Dalam hal ini Mahkamah Konstitusi menyidangkan perkara PHPU atas perintah Undang Undang. Tegasnya pasal khusus ( Lex Spesialist ) seperti pasal 158 UU Pilkada Nomor 10 Tahun 2016, untuk menghindari membludak perkara dan membuang buang waktu serta azas Behavior Of Law ( kepastian Hukum ) di tegaskan persyaratan 2 persen, 1 persen atau 1,5 persen, yang ditarik berbanding lurus dengan jumlah penduduk.
Dan sekarang ketika Klien saudara Yusril ihza Mahendra mendapat persen yang jauh diatas pemenang Pilkada GUB Aceh, sudah membuat pernyataan yang berpotensi terjadi kegadungan di Aceh karena memainkan Logika Hukum Harapan Palsu.
Jika Saudara Yusril Ihza Mahendra Benar benar ingin menjadi Penegak Hukum, Justru harus mengevaluasi Kliennya secara Konperehnsif, misalnya keabsahan nama Kliennya, dan keabsahan Ijazahnya. Contoh, Muzakir Manaf itu nama Aslinya adalah Syahrial Bin Manaf, sedangkan Muzakir Manaf nama alias yang kerap digunakan dalam Konflik, dan Muzakir Manaf menggunakan nama itu tanpa penetapan pengadilan, ini justru penipuan terhadap negara secara sistematis, terstruktur dan masif. Dan bila perlu lakukan eksaminasi terkait keabsahan ijazah Muzakir Manaf, karena informasi Yang Bersangkuat dengan nama Syahrial Bin Manaf hanya sekolah sampai tingkat SMP.

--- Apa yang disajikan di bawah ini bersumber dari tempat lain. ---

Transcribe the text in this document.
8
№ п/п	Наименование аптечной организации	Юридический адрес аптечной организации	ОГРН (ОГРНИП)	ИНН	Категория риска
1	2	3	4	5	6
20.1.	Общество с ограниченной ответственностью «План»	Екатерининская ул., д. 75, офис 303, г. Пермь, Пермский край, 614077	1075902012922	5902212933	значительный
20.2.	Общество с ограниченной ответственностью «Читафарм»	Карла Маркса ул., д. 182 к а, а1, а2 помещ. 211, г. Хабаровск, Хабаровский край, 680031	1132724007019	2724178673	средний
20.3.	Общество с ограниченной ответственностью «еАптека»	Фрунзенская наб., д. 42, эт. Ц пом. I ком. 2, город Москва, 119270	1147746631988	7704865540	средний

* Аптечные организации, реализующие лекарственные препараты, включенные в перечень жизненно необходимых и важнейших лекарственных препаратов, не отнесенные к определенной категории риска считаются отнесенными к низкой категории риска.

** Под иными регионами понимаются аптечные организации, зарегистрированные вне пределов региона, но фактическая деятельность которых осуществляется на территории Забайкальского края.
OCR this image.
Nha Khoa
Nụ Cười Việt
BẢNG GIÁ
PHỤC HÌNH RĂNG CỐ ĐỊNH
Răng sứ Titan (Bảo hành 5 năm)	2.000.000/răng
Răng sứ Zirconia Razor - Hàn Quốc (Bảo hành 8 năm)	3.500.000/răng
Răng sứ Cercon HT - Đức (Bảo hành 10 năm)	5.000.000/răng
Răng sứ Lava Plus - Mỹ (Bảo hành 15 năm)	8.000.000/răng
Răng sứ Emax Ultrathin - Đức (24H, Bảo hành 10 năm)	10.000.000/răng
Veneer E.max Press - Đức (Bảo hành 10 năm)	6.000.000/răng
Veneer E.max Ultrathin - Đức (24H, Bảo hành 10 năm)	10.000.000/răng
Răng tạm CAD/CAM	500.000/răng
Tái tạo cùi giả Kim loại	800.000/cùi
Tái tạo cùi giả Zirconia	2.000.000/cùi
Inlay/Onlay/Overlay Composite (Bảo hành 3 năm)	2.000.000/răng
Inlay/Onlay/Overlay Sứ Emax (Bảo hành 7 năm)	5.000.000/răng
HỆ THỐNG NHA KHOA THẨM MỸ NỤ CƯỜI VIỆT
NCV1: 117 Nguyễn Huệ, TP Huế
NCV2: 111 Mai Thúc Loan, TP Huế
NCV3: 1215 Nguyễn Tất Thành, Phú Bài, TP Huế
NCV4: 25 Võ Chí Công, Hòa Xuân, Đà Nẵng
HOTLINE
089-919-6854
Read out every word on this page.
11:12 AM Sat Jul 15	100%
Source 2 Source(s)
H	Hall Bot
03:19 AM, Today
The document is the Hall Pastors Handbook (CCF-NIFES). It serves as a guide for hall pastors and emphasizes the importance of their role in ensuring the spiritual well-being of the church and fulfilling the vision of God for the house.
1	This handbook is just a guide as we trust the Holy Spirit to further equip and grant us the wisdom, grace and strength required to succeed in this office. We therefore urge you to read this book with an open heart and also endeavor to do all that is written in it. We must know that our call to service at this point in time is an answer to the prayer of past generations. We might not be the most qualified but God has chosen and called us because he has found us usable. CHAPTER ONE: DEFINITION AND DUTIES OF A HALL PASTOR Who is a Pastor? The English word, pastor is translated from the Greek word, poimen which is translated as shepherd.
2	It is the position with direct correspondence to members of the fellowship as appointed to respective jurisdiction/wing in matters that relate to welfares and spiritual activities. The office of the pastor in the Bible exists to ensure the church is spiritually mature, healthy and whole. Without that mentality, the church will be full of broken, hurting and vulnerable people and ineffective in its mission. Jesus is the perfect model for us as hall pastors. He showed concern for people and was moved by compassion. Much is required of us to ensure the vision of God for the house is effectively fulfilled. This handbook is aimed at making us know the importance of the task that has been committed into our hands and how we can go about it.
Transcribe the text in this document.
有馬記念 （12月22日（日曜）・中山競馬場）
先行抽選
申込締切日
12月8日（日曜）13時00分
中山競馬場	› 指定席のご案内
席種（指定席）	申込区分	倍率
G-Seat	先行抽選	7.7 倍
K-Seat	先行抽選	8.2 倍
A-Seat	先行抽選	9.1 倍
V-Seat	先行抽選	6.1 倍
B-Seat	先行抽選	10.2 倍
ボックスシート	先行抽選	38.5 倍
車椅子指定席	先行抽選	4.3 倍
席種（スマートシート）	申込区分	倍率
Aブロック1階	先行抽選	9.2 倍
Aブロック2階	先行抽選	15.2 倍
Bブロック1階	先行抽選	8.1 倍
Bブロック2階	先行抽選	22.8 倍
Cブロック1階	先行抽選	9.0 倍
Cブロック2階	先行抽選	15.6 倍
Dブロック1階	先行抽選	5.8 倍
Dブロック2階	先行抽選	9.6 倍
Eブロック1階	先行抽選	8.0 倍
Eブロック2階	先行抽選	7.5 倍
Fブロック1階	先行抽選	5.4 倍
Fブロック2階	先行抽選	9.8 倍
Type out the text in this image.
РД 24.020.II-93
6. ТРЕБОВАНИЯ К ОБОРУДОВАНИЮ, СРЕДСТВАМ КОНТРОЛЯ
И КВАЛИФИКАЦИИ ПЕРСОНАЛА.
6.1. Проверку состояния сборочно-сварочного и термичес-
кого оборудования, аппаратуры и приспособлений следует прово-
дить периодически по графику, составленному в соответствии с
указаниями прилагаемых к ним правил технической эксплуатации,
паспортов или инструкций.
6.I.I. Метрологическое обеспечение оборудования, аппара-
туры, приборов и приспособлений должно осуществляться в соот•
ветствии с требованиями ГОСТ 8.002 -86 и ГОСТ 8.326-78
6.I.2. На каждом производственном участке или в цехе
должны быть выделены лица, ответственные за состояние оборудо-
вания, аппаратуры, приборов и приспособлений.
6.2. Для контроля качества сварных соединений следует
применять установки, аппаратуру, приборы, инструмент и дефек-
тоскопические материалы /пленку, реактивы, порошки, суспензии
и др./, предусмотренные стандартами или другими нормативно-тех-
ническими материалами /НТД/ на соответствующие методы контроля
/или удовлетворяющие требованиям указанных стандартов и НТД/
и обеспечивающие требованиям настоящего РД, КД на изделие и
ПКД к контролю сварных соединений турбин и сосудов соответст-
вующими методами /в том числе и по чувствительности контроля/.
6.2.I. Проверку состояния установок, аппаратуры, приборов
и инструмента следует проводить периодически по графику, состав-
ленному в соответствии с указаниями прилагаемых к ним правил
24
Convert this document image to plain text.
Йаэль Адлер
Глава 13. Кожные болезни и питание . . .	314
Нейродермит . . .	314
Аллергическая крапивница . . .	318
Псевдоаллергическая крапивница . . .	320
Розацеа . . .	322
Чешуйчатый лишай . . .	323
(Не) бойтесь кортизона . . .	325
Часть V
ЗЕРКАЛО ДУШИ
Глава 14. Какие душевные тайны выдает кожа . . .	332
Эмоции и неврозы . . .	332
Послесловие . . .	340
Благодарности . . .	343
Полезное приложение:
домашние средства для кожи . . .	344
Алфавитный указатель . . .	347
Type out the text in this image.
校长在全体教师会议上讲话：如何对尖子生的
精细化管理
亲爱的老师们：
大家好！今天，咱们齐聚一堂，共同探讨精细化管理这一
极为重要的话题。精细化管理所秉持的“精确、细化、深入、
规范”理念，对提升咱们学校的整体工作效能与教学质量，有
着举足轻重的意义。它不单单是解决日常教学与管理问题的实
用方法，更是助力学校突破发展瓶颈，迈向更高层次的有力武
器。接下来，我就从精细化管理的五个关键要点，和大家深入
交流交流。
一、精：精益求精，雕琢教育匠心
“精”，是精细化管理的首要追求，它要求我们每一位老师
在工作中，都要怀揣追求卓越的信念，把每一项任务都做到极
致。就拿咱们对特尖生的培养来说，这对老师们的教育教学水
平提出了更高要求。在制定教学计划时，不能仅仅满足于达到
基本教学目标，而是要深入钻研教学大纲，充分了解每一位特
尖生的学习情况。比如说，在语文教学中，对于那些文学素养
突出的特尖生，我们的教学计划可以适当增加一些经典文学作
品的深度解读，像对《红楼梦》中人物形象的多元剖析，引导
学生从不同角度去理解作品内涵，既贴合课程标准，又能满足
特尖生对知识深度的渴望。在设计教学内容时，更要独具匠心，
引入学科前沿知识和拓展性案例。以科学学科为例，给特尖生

Begitu juga dengan Pasangan Muzakir Manaf, TA Khalid pada saat mendaftar sebagai Anggota DPR RI pada pemilu 2014 Yang bersangkutan menyatakan tamatan SD dari Idi Aceh timur, sedangkan dalam pilgub 2017 di KIP Aceh yang bersangkutan berijazah SD Jangka Buya, dan TA Khalid juga harus di gagalkan dari Paslon, karena Yang Bersangkutan mempunya Piutang di Bank Aceh puluhan Milyar. Dan Undang Undang menyatakan Paslon Berhutang tidak bisa maju sebagai Calon.
Dan Hal ini luput dari perhatian Penyelenggara Pilkada di Aceh ( KIP ) kenapa? Karena hampir semua orang di Aceh mengetahui bahwa KIP juga diisi oleh kader kader Partai Aceh.
Jadi kami tegaskan kepada Saudara Yusril Silahkan Bela Klien Anda, tapi bukan menggunakan Logika Hukum menyalahkan yang benar, dan membenarkan Yang salah. Ingat kita ini negara hukum ( Reachstaat ) bukan negara kekuasaan ( Machstaat ).